Once determined, the payor's obligation is fixed and, except in limited cases, cannot be modified by the Family Court. Accordingly, the Family Court is required to order the payor to pay the calculated amount, regardless of the payor's actual and demonstrated ability to pay, or the receiving parent's actual needs. Thus, even if the payor can prove that he/she cannot afford to pay the calculated amount, or even if the receiving parent can document the need for additional support, the Family Court cannot increase or reduce the calculated amount, except in rare circumstances which don't apply to most parents.

Payors who do not pay the calculated amount can be sanctioned by the Family Court, and are additionally subject to administrative sanctions imposed by the Child Support Enforcement Agency, including the suspension of the payor's driver's license and passport, etc. The CSEA can also take steps to involuntarily collect child support, including wage garnishments and the interception of the payor's income tax refunds.

If you have experience either as the payor or receiving parent, please feel free to weigh in on this topic. Is the child support amount set by the Hawaii Child Support Guidelines too high, too low, or the appropriate amount?


  1. I think child support is way too low. It doesn't take into account the high cost of living in Hawaii. And half the time the father doesn't pay anyway so what's the point??? If fathers would be more responsible (aka not "deadbeat dads") then it'd be easier for good mothers to raise there kids.

  2. Too low? Get a job and then you don't need child support.

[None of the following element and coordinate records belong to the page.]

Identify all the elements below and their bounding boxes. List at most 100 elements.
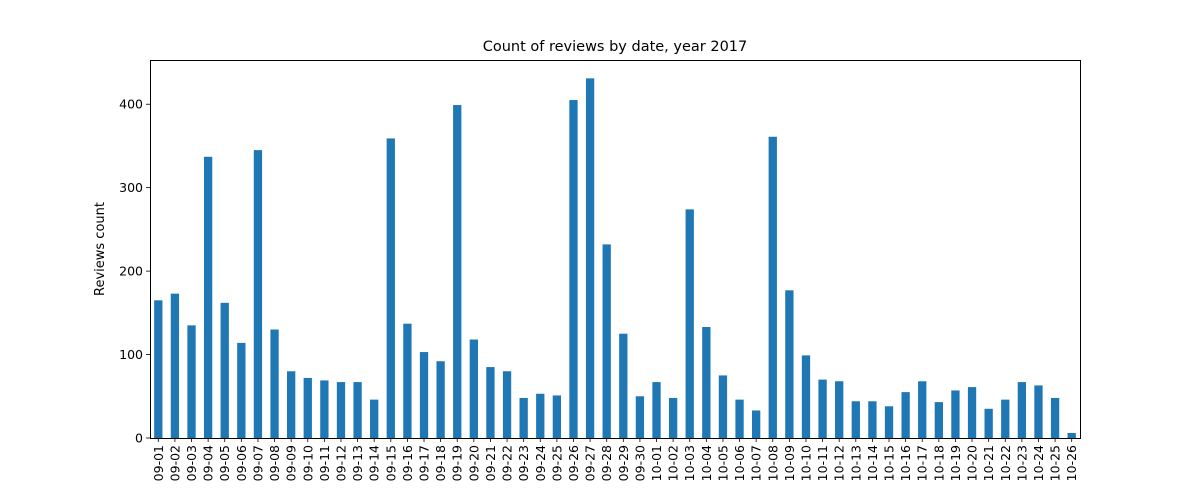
x-tick-label: 09-26 xyxy=(566,445,581,481)
bar-09-13 xyxy=(353,382,362,438)
x-tick-label: 09-24 xyxy=(533,445,548,481)
bar-10-21 xyxy=(984,408,993,438)
bar-09-28 xyxy=(602,244,611,438)
bar-10-07 xyxy=(752,410,761,438)
x-tick-label: 10-20 xyxy=(965,445,980,481)
bar-09-10 xyxy=(303,377,312,438)
bar-09-11 xyxy=(320,380,329,438)
bar-10-20 xyxy=(967,387,977,438)
y-tick-label: 100 xyxy=(119,347,143,362)
bar-09-12 xyxy=(336,382,346,438)
bar-09-08 xyxy=(270,329,279,438)
x-tick-label: 10-21 xyxy=(981,445,996,481)
bar-10-15 xyxy=(884,406,894,438)
bar-10-16 xyxy=(901,392,910,438)
x-tick-label: 09-20 xyxy=(466,445,481,481)
bar-09-30 xyxy=(635,396,645,438)
y-tick-label: 400 xyxy=(119,97,143,112)
bar-09-16 xyxy=(403,323,412,438)
bar-09-21 xyxy=(486,367,495,438)
bar-10-10 xyxy=(801,355,811,438)
y-tick-label: 300 xyxy=(119,180,143,195)
x-tick-label: 09-19 xyxy=(450,445,465,481)
bar-10-08 xyxy=(768,136,777,438)
bar-10-22 xyxy=(1001,399,1010,438)
x-tick-label: 10-26 xyxy=(1064,445,1079,481)
x-tick-label: 09-15 xyxy=(383,445,398,481)
bar-09-15 xyxy=(386,138,395,438)
x-tick-label: 09-25 xyxy=(549,445,564,481)
x-tick-label: 10-04 xyxy=(699,445,714,481)
x-tick-label: 10-01 xyxy=(649,445,664,481)
bar-09-20 xyxy=(469,339,478,438)
x-tick-label: 10-12 xyxy=(832,445,847,481)
bar-09-09 xyxy=(287,371,296,438)
bar-09-07 xyxy=(253,150,263,438)
bar-09-26 xyxy=(569,100,578,439)
x-tick-label: 09-09 xyxy=(284,445,299,481)
x-tick-label: 09-07 xyxy=(250,445,265,481)
bar-10-13 xyxy=(851,401,860,438)
x-tick-label: 10-17 xyxy=(915,445,930,481)
x-tick-label: 10-07 xyxy=(749,445,764,481)
x-tick-label: 10-06 xyxy=(732,445,747,481)
x-tick-label: 09-04 xyxy=(201,445,216,481)
bar-10-24 xyxy=(1034,385,1043,438)
bar-09-29 xyxy=(619,333,628,438)
bar-10-09 xyxy=(785,290,794,438)
x-tick-label: 09-13 xyxy=(350,445,365,481)
bar-09-02 xyxy=(170,293,180,438)
x-tick-label: 10-16 xyxy=(898,445,913,481)
x-tick-label: 09-22 xyxy=(500,445,515,481)
x-tick-label: 10-19 xyxy=(948,445,963,481)
bar-09-19 xyxy=(453,105,462,438)
y-tick-label: 0 xyxy=(135,431,143,446)
x-tick-label: 09-05 xyxy=(217,445,232,481)
x-tick-label: 09-10 xyxy=(300,445,315,481)
y-axis: 0 100 200 300 400 xyxy=(119,97,150,446)
bar-10-23 xyxy=(1017,382,1027,438)
x-tick-label: 10-23 xyxy=(1014,445,1029,481)
x-tick-label: 10-14 xyxy=(865,445,880,481)
bar-10-06 xyxy=(735,399,744,438)
bar-09-23 xyxy=(519,397,528,438)
bar-09-17 xyxy=(419,352,429,438)
bars-group xyxy=(154,78,1076,439)
x-tick-label: 10-22 xyxy=(998,445,1013,481)
x-tick-label: 10-15 xyxy=(882,445,897,481)
bar-09-24 xyxy=(536,393,545,438)
bar-09-03 xyxy=(187,325,196,438)
bar-10-03 xyxy=(685,209,694,438)
x-tick-label: 09-08 xyxy=(267,445,282,481)
bar-10-17 xyxy=(918,381,927,438)
x-tick-label: 10-03 xyxy=(682,445,697,481)
x-tick-label: 09-18 xyxy=(433,445,448,481)
bar-10-14 xyxy=(868,401,877,438)
x-tick-label: 10-09 xyxy=(782,445,797,481)
x-tick-label: 09-01 xyxy=(151,445,166,481)
x-tick-label: 09-28 xyxy=(599,445,614,481)
x-tick-label: 09-14 xyxy=(367,445,382,481)
bar-09-05 xyxy=(220,302,229,438)
x-tick-label: 09-21 xyxy=(483,445,498,481)
x-tick-label: 09-02 xyxy=(167,445,182,481)
x-axis: 09-01 09-02 09-03 09-04 09-05 09-06 09-07 09-08… xyxy=(151,438,1079,481)
x-tick-label: 09-11 xyxy=(317,445,332,481)
plot-frame xyxy=(150,60,1081,439)
bar-09-14 xyxy=(370,399,379,438)
x-tick-label: 10-11 xyxy=(815,445,830,481)
x-tick-label: 09-16 xyxy=(400,445,415,481)
bar-09-18 xyxy=(436,361,445,438)
y-axis-label: Reviews count xyxy=(93,202,108,296)
y-tick-label: 200 xyxy=(119,264,143,279)
x-tick-label: 10-25 xyxy=(1048,445,1063,481)
x-tick-label: 09-29 xyxy=(616,445,631,481)
x-tick-label: 09-17 xyxy=(417,445,432,481)
x-tick-label: 10-18 xyxy=(931,445,946,481)
bar-10-02 xyxy=(668,397,678,438)
bar-10-18 xyxy=(934,402,943,438)
x-tick-label: 10-10 xyxy=(798,445,813,481)
bar-10-11 xyxy=(818,379,827,438)
bar-09-06 xyxy=(237,342,246,438)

  3. I don't think a blanket "too high" or "too low" can be given to this subject. For some it is one, and vice versa. I think that the state needs to revamp their calculator and take those things into consideration that they currently aren't. Why should a father have to pay exorbitant amounts of child support just because he makes more money? High amounts of child support can be a real burden to those that have home mortgages, credit card bills, travel expenses, etc.